II. We come back, then, to the Catholic answer. Treat the Catholic
Church as Divine only and you will stumble over her scandals, her
failures, and her shortcomings. Treat her as Human only and you will be
silenced by her miracles, her sanctity, and her eternal resurrections.

(i) Of course the Catholic Church is Human. She consists of fallible
men, and her Humanity is not even safeguarded as was that of Christ
against the incursions of sin. Always, therefore, there have been
scandals, and always will be. Popes may betray their trust, in all human
matters; priests their flocks; laymen their faith. No man is secure.
And, again, since she is human it is perfectly true that she has
profited by human circumstances for the increase of her power.
Undoubtedly it was the existence of the Roman Empire, with its roads,
its rapid means of transit, and its organization, that made possible the
swift propagation of the Gospel in the first centuries. Undoubtedly it
was the empty throne of Caesar and the prestige of Rome that developed
the world's acceptance of the authority of Peter's Chair. Undoubtedly
it was the divisions of Europe that cemented the Church's unity and led
men to look to a Supreme Authority that might compose their differences.

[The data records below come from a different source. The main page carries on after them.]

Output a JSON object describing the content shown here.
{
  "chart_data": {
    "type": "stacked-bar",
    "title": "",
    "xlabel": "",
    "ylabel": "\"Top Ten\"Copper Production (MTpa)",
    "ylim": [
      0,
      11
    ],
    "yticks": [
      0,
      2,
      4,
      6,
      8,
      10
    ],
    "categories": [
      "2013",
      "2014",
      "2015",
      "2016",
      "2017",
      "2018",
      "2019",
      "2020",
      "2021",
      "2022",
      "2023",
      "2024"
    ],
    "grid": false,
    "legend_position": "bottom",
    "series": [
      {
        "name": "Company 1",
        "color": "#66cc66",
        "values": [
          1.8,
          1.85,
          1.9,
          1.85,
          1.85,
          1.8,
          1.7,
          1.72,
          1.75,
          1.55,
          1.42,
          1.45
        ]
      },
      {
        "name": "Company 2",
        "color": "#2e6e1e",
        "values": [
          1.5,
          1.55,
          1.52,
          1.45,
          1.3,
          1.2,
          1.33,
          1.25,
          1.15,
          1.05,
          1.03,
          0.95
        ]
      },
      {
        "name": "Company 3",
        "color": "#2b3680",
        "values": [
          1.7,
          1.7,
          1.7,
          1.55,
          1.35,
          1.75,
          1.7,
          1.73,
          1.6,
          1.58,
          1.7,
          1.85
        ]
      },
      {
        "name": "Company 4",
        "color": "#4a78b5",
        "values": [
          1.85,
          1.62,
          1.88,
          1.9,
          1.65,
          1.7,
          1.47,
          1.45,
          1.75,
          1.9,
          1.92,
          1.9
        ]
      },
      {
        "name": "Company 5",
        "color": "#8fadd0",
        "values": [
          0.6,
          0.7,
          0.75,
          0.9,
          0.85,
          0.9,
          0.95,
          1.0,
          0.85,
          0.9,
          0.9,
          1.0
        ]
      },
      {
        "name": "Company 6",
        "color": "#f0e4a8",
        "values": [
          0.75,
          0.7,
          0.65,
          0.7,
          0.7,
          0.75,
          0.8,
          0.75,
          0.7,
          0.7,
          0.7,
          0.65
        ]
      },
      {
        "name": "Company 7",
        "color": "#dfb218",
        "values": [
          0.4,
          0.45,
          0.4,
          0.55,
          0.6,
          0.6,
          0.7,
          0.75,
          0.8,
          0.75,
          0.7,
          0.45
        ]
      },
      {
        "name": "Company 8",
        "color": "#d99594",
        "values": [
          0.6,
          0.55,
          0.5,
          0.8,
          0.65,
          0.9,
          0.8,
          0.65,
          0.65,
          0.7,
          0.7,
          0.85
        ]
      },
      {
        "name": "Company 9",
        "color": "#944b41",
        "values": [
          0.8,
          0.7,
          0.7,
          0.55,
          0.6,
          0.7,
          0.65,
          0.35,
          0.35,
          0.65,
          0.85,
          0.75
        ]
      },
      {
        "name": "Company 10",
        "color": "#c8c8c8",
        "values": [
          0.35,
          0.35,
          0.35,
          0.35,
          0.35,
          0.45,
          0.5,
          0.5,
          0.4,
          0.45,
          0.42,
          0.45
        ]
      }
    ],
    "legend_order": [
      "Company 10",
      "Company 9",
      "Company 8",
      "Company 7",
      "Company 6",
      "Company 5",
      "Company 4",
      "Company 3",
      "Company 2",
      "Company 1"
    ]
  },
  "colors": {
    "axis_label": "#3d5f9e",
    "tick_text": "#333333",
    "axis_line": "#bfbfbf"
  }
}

There is scarcely an opening in human affairs into which she has not
plunged; hardly an opportunity she has missed. Human affairs, human sins
and weaknesses as well as human virtues, have all contributed to her
power. So grows a tree, even in uncongenial soil. The rocks that impede
the roots later become their support; the rich soil, waiting for an
occupant, has been drawn up into the life of the leaves; the very winds
that imperilled the young sapling have developed too its power of
resistance. Yet these things do not make the tree.